Operação quer 'sufocar crime' onde morreram policiais

Em uma resposta à onda de assassinatos de policiais, a Polícia Militar anunciou ontem que vai realizar a Operação Saturação nas regiões onde aconteceram ataques. O reforço começou ontem e não tem prazo para terminar. A ação consiste na presença maciça de policiais, com realização de bloqueios e abordagens, para sufocar a criminalidade.

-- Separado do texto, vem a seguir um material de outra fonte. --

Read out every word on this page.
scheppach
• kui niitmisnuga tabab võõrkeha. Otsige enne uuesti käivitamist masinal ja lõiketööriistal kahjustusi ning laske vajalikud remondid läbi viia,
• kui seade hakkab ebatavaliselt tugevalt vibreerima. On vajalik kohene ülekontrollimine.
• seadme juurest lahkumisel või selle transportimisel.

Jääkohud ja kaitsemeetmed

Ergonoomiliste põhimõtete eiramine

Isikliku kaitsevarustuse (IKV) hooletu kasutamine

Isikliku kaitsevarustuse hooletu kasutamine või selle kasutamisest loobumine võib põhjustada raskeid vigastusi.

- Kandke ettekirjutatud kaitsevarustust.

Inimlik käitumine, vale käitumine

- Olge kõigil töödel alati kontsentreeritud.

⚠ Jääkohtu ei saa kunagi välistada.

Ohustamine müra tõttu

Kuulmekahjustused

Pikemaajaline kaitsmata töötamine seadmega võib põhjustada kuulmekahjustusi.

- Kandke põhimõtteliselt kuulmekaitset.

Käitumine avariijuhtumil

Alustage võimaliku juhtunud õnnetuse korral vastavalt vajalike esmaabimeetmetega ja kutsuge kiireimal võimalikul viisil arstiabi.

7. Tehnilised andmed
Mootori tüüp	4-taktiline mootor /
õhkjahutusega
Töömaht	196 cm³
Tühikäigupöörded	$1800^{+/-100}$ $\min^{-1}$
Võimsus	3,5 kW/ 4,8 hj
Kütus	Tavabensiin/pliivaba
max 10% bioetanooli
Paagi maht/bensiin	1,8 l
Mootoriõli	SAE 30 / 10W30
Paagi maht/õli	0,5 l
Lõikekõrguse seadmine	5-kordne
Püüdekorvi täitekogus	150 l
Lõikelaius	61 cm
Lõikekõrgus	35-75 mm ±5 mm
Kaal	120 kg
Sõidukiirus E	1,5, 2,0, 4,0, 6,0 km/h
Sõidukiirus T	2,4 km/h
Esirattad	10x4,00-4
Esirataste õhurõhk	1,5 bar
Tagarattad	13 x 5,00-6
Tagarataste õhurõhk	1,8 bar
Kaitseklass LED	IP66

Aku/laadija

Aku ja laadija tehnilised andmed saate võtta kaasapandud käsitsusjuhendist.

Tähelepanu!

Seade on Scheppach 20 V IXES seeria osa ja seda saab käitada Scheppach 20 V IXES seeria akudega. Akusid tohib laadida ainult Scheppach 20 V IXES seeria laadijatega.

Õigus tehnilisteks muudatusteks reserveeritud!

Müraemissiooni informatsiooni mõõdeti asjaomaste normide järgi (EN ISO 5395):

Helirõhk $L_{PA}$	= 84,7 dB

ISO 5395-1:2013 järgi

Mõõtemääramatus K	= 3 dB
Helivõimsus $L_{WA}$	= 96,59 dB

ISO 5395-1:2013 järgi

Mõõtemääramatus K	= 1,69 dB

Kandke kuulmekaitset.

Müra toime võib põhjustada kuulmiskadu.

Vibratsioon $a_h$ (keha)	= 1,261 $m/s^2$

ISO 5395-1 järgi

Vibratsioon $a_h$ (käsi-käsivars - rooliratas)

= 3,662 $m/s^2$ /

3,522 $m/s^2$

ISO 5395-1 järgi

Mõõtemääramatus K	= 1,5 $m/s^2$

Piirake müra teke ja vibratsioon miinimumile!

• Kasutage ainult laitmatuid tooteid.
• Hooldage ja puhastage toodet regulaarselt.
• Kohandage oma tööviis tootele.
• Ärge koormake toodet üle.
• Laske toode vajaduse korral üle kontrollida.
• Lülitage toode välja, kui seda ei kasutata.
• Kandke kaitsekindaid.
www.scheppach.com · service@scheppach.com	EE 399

De acordo com a PM, um terço dos policiais que atuam no setor administrativo vai para as ruas, o que resultará em um acréscimo de 5 mil policiais ao efetivo.

ARTUR RODRIGUES, O Estado de S.Paulo

11 Outubro 2012 | 03h06

Policiais da Tropa de Choque serão estrategicamente enviados para as regiões onde policiais foram assassinados. Segundo a corporação, eles vão para a zona sul da capital e para Guarulhos, Taboão da Serra, Embu das Artes e Baixada Santista.

A ação acontecerá diariamente, das 15h às 23h. Além de bloqueios, haverá operações em locais "cujas análises de inteligência indicam comércio de drogas com o objetivo de prevenir a ocorrência de atos ilícitos, em especial com emprego de motocicletas". Ágeis, as motos são utilizadas pelos criminosos em muitos dos atentados contra os PMs. Segundo a corporação, serão usados 14 helicópteros no Estado.

Histórico. A crise se intensificou em 3 de outubro, quando dois suspeitos de tráficos de drogas e um PM foram mortos em Cubatão, no litoral. No dia seguinte, em apenas 20 horas, sete pessoas foram assassinadas no Guarujá. Em Santos, o PM Marcelo Fukuhara e um homem que tentou ajudá-lo foram mortos. Horas depois dos crimes, cinco pessoas foram assassinadas na região.

Na segunda-feira, o soldado Hélio Miguel Barros, de 36 anos, foi assassinado por criminosos em um posto de gasolina em Taboão da Serra. Minutos mais tarde, PMs mataram dois suspeitos de roubo em Embu das Artes. Na madrugada que se seguiu, outras cinco pessoas foram assassinadas por homens que passaram em dois carros.